Examining FEV1/FVC Ratio
The FEV1/FVC ratio is a key value in distinguishing between obstructive and restrictive lung disease. Again, the results will be shown as a percentage of the predicted value and can be interpreted as follows:
Normal FEV1/FVC Ratio: around 70-80% for adults
Low FEV1/FVC Ratio: lower than 70%. This suggests obstructive lung disease, where airflow is reduced due to narrowed airways
Common restrictive conditions include COPD, or Chronic Obstructive Pulmonary Disease, asthma, and chronic bronchitis.
Using spirometry to assess treatment efficacy in obstructive diseases
Another common use of spirometry is evaluating the efficacy of treatments and whether the airflow obstruction is reversible with the use of medication.
In order to do that, the patient will repeat the test after taking a bronchodilator.

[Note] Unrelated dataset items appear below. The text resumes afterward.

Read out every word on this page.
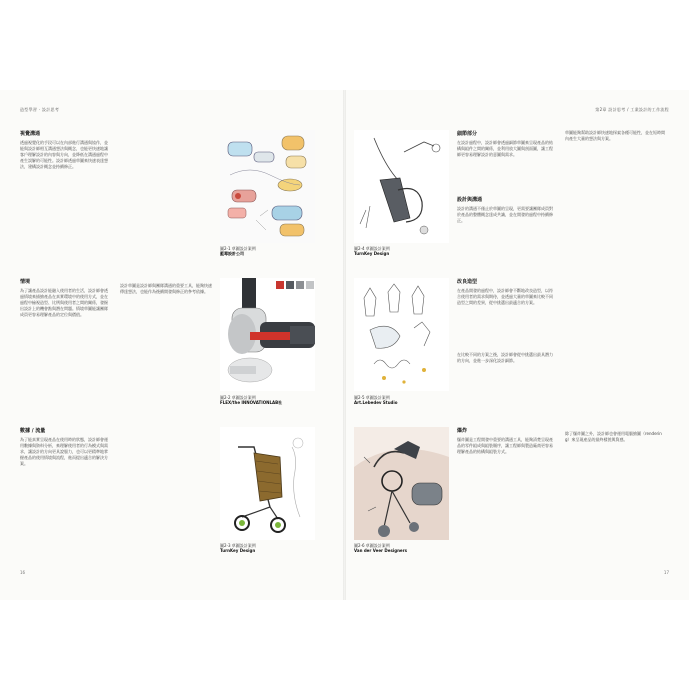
造型學習 · 設計思考	第2章 設計思考 / 工業設計的工作流程
視覺溝通
透過視覺化的手段可以在內部進行溝通與協作，並能與設計師相互溝通想法與概念，也能更快速地讓客戶理解設計的內容與方向，並降低在溝通過程中產生誤解的可能性。設計師透過草圖來快速表達想法，建構設計概念並持續修正。
情境
為了讓產品設計能融入使用者的生活，設計師會透過情境來描繪產品在真實環境中的使用方式，並在過程中檢視造型、比例與使用者之間的關係，發掘出設計上的機會點與潛在問題。情境草圖能讓團隊成員更容易理解產品的定位與價值。
數據 / 流量
為了能真實呈現產品在使用時的狀態，設計師會運用數據與資料分析，來理解使用者的行為模式與需求，讓設計的方向更具說服力，也可以更精準地掌握產品的使用情境與流程，進而提出適合的解決方案。
設計草圖是設計師與團隊溝通的重要工具，能夠快速傳達想法，也能作為後續開發與修正的參考依據。
圖2-1 草圖設計案例
藍莓設計公司
圖2-2 草圖設計案例
FLEX/the INNOVATIONLAB社
圖2-3 草圖設計案例
TurnKey Design
圖2-4 草圖設計案例
TurnKey Design
圖2-5 草圖設計案例
Art.Lebedev Studio
圖2-6 草圖設計案例
Van der Veer Designers
細節部分
在設計過程中，設計師會透過細節草圖來呈現產品的結構與組件之間的關係，並利用放大圖與剖面圖，讓工程師更容易理解設計的意圖與需求。
設計與溝通
設計的溝通不僅止於草圖的呈現，更需要讓團隊成員對於產品的整體概念達成共識，並在開發的過程中持續修正。
草圖能夠幫助設計師快速地探索各種可能性，並在短時間內產生大量的想法與方案。
改良造型
在產品開發的過程中，設計師會不斷地改良造型，以符合使用者的需求與期待，並透過大量的草圖來比較不同造型之間的差異，從中挑選出最適合的方案。
在比較不同的方案之後，設計師會從中挑選出最具潛力的方向，並進一步深化設計細節。
爆炸
爆炸圖是工程開發中重要的溝通工具，能夠清楚呈現產品的零件組成與組裝順序，讓工程師與製造廠商更容易理解產品的結構與組裝方式。
除了爆炸圖之外，設計師也會運用電腦繪圖（rendering）來呈現產品的最終樣貌與質感。
16	17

If the medication is effective, test results will show a significant improvement in FEV1.
Summing it up
In conclusion, the interpretation process can be roughly summed as follows:
FEV1/FVC ratio helps identify obstructive disease
FEV1 helps determine the severity of obstruction
FVC helps assess for restrictive disease
Comparing values to predicted norms allows us to gauge severity
Result differences before and after taking medication help assess the efficacy of treatments
Don’t forget: spirometry is a powerful tool for diagnosing and managing respiratory diseases, but results should always be interpreted in the context of the patient’s clinical history and symptoms. If you’re unsure, consult with a healthcare professional for a thorough evaluation.